Counterintuitive behaviour of `list(itertools.groupy)`


Let me demonstrate. It has bitten me twice and first time I gave up thinking that I can't understand how groupby works. I am using `Python3.6'.

I have a list of elements in x.y format which I want to groupby y.

a = ['1D.5', '2D.5', '3D.5', '1D.10', '2D.10', '3D.10', '1D.20', '2D.20', '3D.20', '1D.100', '2D.100', '3D.100']
groups = list(itertools.groupby(a, key=lambda x: x.split('.')[-1]))
for gname, glist in groups:
    print(list(glist))

This results in following.

[]
[]
[]
['3D.100']

Strange!

However this works.

groups = itertools.groupby(a, key=lambda x: x.split('.')[-1])
for gname, glist in groups:
    print(list(glist))

['1D.5', '2D.5', '3D.5']
['1D.10', '2D.10', '3D.10']
['1D.20', '2D.20', '3D.20']
['1D.100', '2D.100', '3D.100']

The difference being that this time I didn't call list on the itertools.groupby. Definately there is some technical reason behind this behaviour, but with experience I have about python generators, this is very counterintuitive and probably wrong!
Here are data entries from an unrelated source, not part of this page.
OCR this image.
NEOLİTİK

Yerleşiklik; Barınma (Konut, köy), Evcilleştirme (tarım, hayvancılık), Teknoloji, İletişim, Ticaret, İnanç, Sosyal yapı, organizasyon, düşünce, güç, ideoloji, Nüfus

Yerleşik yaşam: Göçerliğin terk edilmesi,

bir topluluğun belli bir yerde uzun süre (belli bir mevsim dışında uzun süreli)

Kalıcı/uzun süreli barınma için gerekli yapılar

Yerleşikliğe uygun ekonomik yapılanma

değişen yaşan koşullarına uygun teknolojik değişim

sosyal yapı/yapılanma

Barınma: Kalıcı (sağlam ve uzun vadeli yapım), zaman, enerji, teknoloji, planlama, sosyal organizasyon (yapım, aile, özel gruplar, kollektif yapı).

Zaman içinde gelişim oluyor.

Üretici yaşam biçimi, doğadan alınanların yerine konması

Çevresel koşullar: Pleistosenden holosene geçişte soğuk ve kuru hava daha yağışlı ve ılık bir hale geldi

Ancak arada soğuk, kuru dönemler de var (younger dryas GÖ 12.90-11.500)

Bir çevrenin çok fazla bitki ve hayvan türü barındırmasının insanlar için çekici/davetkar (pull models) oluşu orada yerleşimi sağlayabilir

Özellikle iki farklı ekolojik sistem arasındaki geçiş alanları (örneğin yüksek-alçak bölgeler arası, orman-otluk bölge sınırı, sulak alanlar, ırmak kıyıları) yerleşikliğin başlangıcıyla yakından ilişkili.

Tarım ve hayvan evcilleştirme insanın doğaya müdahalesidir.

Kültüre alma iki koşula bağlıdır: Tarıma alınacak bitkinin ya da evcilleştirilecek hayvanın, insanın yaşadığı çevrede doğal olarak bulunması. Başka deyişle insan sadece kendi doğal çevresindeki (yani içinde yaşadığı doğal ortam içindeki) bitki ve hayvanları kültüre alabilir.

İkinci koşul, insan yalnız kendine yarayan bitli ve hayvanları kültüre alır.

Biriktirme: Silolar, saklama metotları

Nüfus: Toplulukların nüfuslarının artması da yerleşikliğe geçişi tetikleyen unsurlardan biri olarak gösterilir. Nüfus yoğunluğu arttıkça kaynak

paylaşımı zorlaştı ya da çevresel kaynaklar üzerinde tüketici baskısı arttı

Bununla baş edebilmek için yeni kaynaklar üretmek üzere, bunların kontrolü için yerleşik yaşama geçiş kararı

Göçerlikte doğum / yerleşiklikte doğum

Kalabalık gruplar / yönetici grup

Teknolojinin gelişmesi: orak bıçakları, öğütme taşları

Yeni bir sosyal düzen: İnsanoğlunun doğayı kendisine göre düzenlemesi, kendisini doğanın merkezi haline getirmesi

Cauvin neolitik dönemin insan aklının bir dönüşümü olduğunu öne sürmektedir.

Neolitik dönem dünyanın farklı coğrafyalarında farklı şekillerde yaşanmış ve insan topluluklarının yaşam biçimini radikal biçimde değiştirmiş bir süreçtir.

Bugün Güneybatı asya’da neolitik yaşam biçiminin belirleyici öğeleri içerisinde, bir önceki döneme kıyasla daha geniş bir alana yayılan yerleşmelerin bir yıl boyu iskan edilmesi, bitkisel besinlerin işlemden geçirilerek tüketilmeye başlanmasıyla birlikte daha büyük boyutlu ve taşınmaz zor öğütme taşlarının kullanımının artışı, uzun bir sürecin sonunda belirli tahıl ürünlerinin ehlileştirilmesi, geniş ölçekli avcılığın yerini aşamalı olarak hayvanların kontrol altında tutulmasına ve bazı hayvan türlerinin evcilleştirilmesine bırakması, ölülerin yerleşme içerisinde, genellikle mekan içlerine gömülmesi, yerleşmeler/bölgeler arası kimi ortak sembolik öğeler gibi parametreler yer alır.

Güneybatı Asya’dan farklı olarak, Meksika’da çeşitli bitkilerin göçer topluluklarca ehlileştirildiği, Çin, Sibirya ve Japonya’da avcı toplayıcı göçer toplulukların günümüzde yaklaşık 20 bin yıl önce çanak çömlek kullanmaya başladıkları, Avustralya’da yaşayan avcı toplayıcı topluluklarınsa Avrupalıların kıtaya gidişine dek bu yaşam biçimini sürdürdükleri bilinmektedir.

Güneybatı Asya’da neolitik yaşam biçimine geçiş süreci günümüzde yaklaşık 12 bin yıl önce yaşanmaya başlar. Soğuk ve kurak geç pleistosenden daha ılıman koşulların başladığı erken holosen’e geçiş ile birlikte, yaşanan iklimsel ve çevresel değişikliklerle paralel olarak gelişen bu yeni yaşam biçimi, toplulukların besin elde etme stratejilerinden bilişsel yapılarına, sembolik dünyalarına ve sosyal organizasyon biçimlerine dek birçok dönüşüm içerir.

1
Why would calling list on an iterator invalidate its content?

PS: The docuementation of groupby has following two lines in its implementation details.

# [k for k, g in groupby('AAAABBBCCDAABBB')] --> A B C D A B
# [list(g) for k, g in groupby('AAAABBBCCD')] --> AAAA BBB CC D

Am I right in suspecting list(some generator) is not guarenteed to give the same results as "equivalent" list comprehension?


Solution

  • groupby's group iterators are dependent on the prior ones. So the proper way to make a list out of those group iterators is to ensure that you copy each one as it is produced.

    list((g, list(it)) for g, it in itertools.groupby(a, key=func))
    

    The outer list alone will not copy the inner iterators it that can only be accessed once and only in sequence.